Już widzę te hektolitry pomyj wylewane na REDów "wprowadzili opcję cenzury, a dzieje się to i to dalej! Co oni każą oglądać naszym dzieciom?!", "Cyberpunk 2077 zmienił płeć mojej Marcysi!"
W grze są sceny seksu, albo scena w której Johnny w ciele V jedzie jako pasażer i pomaga "w określony sposób" kierującej autem spowodować wypadek.
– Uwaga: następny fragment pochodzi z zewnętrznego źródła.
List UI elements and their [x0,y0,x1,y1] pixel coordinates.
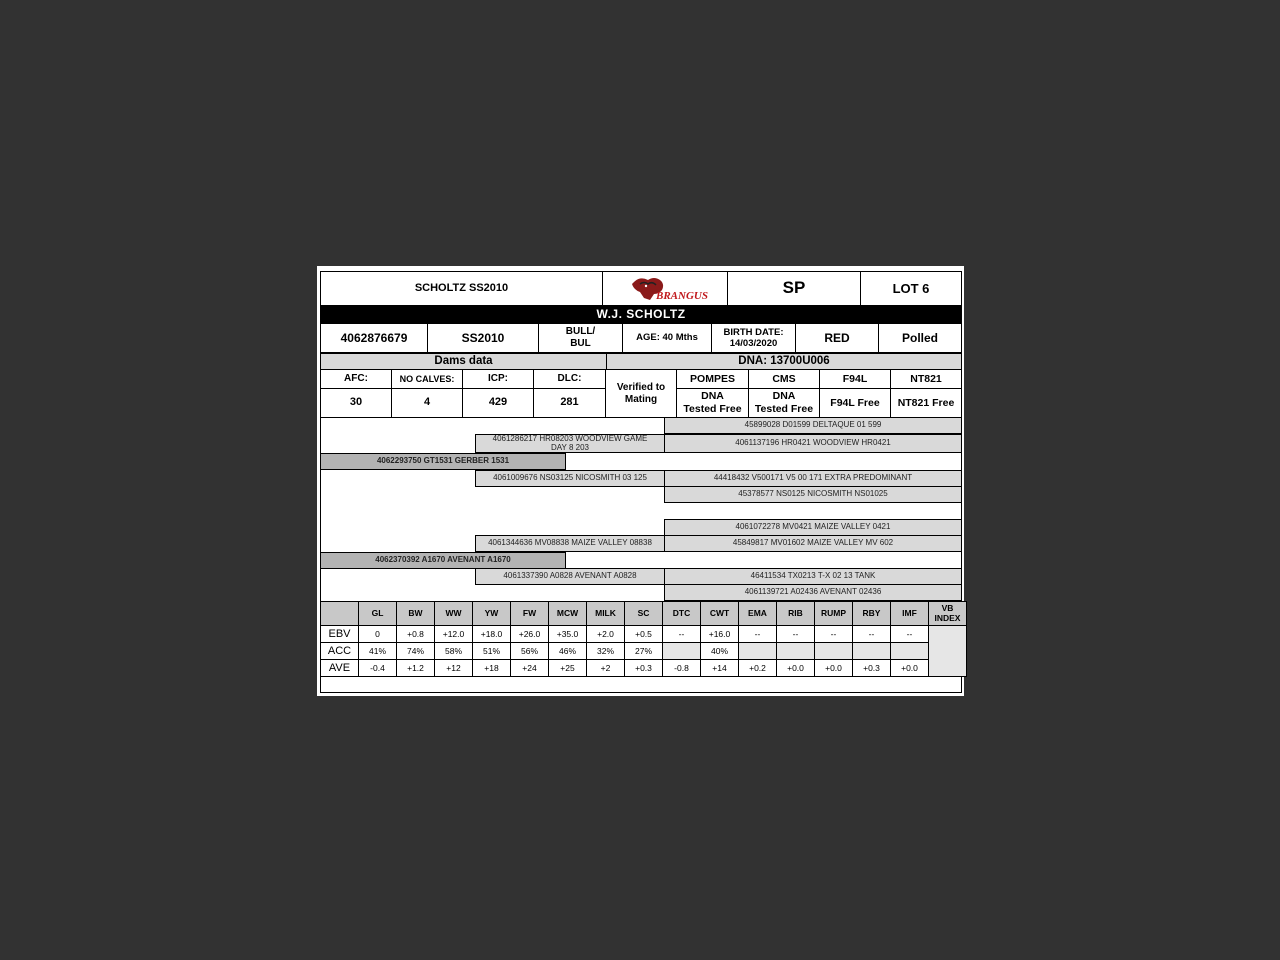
ebv-value-cell: 51% [472,642,511,660]
ebv-column-header: MILK [586,601,625,626]
ebv-corner-cell [320,601,359,626]
ebv-value-cell [852,642,891,660]
ebv-row-label: AVE [320,659,359,677]
birth-date [711,323,796,353]
ebv-column-header: WW [434,601,473,626]
ebv-column-header: SC [624,601,663,626]
vb-index-header: VB INDEX [928,601,967,626]
icp-label: ICP: [462,369,534,389]
pedigree-dam-dam-dam: 4061139721 A02436 AVENANT 02436 [664,584,962,601]
ebv-value-cell: -- [738,625,777,643]
ebv-column-header: BW [396,601,435,626]
ebv-value-cell: +2 [586,659,625,677]
pedigree-sire-dam-dam: 45378577 NS0125 NICOSMITH NS01025 [664,486,962,503]
ebv-column-header: FW [510,601,549,626]
ebv-value-cell: 56% [510,642,549,660]
ebv-value-cell: +0.5 [624,625,663,643]
ebv-column-header: YW [472,601,511,626]
ebv-value-cell: 58% [434,642,473,660]
ebv-value-cell: 0 [358,625,397,643]
ebv-value-cell: +0.0 [776,659,815,677]
breed-code: SP [727,271,861,306]
icp-value: 429 [462,388,534,418]
brangus-logo [602,271,728,306]
logo-text: BRANGUS [656,289,708,302]
ebv-value-cell [776,642,815,660]
test-label-pompes: POMPES [676,369,749,389]
sale-lot-card [317,266,964,696]
breeder-name: W.J. SCHOLTZ [320,305,962,323]
ebv-column-header: RUMP [814,601,853,626]
ebv-value-cell: 41% [358,642,397,660]
pedigree-dam: 4062370392 A1670 AVENANT A1670 [320,552,566,569]
ebv-value-cell: +35.0 [548,625,587,643]
ebv-value-cell: +12 [434,659,473,677]
ebv-value-cell: +2.0 [586,625,625,643]
ebv-value-cell: 32% [586,642,625,660]
ebv-value-cell: +24 [510,659,549,677]
ebv-column-header: RBY [852,601,891,626]
ebv-value-cell: -- [814,625,853,643]
birth-date-label: BIRTH DATE: [723,326,784,338]
ebv-row-label: EBV [320,625,359,643]
ebv-value-cell: +0.0 [814,659,853,677]
pedigree-sire-dam-sire: 44418432 V500171 V5 00 171 EXTRA PREDOMINANT [664,470,962,487]
pedigree-dam-sire-sire: 4061072278 MV0421 MAIZE VALLEY 0421 [664,519,962,536]
ebv-column-header: RIB [776,601,815,626]
ebv-value-cell [814,642,853,660]
calves-label: NO CALVES: [391,369,463,389]
afc-value: 30 [320,388,392,418]
ebv-value-cell: +0.8 [396,625,435,643]
test-label-nt821: NT821 [890,369,962,389]
pedigree-sire-dam: 4061009676 NS03125 NICOSMITH 03 125 [475,470,665,487]
ebv-value-cell [662,642,701,660]
test-label-cms: CMS [748,369,820,389]
dlc-value: 281 [533,388,606,418]
ebv-value-cell: -- [662,625,701,643]
ebv-column-header: IMF [890,601,929,626]
ebv-value-cell [890,642,929,660]
ebv-column-header: EMA [738,601,777,626]
ebv-value-cell: +18 [472,659,511,677]
ebv-value-cell: 74% [396,642,435,660]
ebv-value-cell: -- [852,625,891,643]
ebv-value-cell: 46% [548,642,587,660]
ebv-column-header: DTC [662,601,701,626]
age: AGE: 40 Mths [622,323,712,353]
ebv-value-cell: -- [776,625,815,643]
horn-status: Polled [878,323,962,353]
test-result-f94l: F94L Free [819,388,891,418]
dams-data-heading: Dams data [320,353,607,370]
test-result-pompes: DNA Tested Free [676,388,749,418]
sex: BULL/ BUL [538,323,623,353]
afc-label: AFC: [320,369,392,389]
ebv-column-header: CWT [700,601,739,626]
ebv-value-cell: -0.4 [358,659,397,677]
animal-name: SCHOLTZ SS2010 [320,271,603,306]
ebv-row-label: ACC [320,642,359,660]
pedigree-sire-sire-dam: 4061137196 HR0421 WOODVIEW HR0421 [664,434,962,453]
herd-number: SS2010 [427,323,539,353]
ebv-value-cell: +0.3 [852,659,891,677]
test-label-f94l: F94L [819,369,891,389]
ebv-value-cell [738,642,777,660]
ebv-value-cell: +26.0 [510,625,549,643]
birth-date-value: 14/03/2020 [729,338,778,349]
ebv-column-header: MCW [548,601,587,626]
ebv-value-cell: 27% [624,642,663,660]
ebv-value-cell: +14 [700,659,739,677]
ebv-value-cell: +0.2 [738,659,777,677]
pedigree-dam-dam-sire: 46411534 TX0213 T-X 02 13 TANK [664,568,962,585]
ebv-value-cell: -- [890,625,929,643]
dna-heading: DNA: 13700U006 [606,353,962,370]
vb-index-value [928,625,967,677]
ebv-value-cell: 40% [700,642,739,660]
pedigree-sire-sire-sire: 45899028 D01599 DELTAQUE 01 599 [664,417,962,434]
pedigree-sire-sire: 4061286217 HR08203 WOODVIEW GAME DAY 8 203 [475,434,665,453]
lot-number: LOT 6 [860,271,962,306]
ebv-value-cell: +12.0 [434,625,473,643]
pedigree-sire: 4062293750 GT1531 GERBER 1531 [320,453,566,470]
dlc-label: DLC: [533,369,606,389]
ebv-value-cell: +16.0 [700,625,739,643]
ebv-value-cell: +0.0 [890,659,929,677]
calves-value: 4 [391,388,463,418]
bull-logo-icon [620,274,710,304]
verified-to-mating: Verified to Mating [605,369,677,418]
ebv-value-cell: +1.2 [396,659,435,677]
pedigree-dam-sire: 4061344636 MV08838 MAIZE VALLEY 08838 [475,535,665,552]
ebv-value-cell: +0.3 [624,659,663,677]
pedigree-dam-sire-dam: 45849817 MV01602 MAIZE VALLEY MV 602 [664,535,962,552]
ebv-value-cell: -0.8 [662,659,701,677]
ebv-value-cell: +25 [548,659,587,677]
id-number: 4062876679 [320,323,428,353]
ebv-column-header: GL [358,601,397,626]
pedigree-dam-dam: 4061337390 A0828 AVENANT A0828 [475,568,665,585]
colour: RED [795,323,879,353]
ebv-value-cell: +18.0 [472,625,511,643]
test-result-nt821: NT821 Free [890,388,962,418]
test-result-cms: DNA Tested Free [748,388,820,418]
Takich sytuacji jest multum i jakby zacząć to cenzurować, to by się okazało, że twórcy nie mają zasobów na poprawki i dodatki, bo kastrują grę z contentu 18+. Do tego dochodzi przemoc, krew, pocięte ciała w alejkach, płatny seks, używki i nie wiem co jeszcze.
Nie jestem też fanem tych reklam, ale one są inherentną, nieodzowną częścią tego świata. Mogłoby ich być więcej, żeby się tak często nie powtarzały i spoko by była opcja, żeby V mógł wykupić jakiś abonament tv, gdzie w stacjach z newsami można anulować reklamy - żeby sobie obejrzeć newsy czy jakieś programy bez czekania. Po 150h gry ani razu nie miałem sytuacji, żebym nie mógł od tych reklam uciec, na początku je pooglądałem i tyle.
Argument, że dzieci się uczą grafiki 3d jest ... nietrafiony. To tak jakby dać dziecku do oglądania porno, bo dzieci interesują się filmem.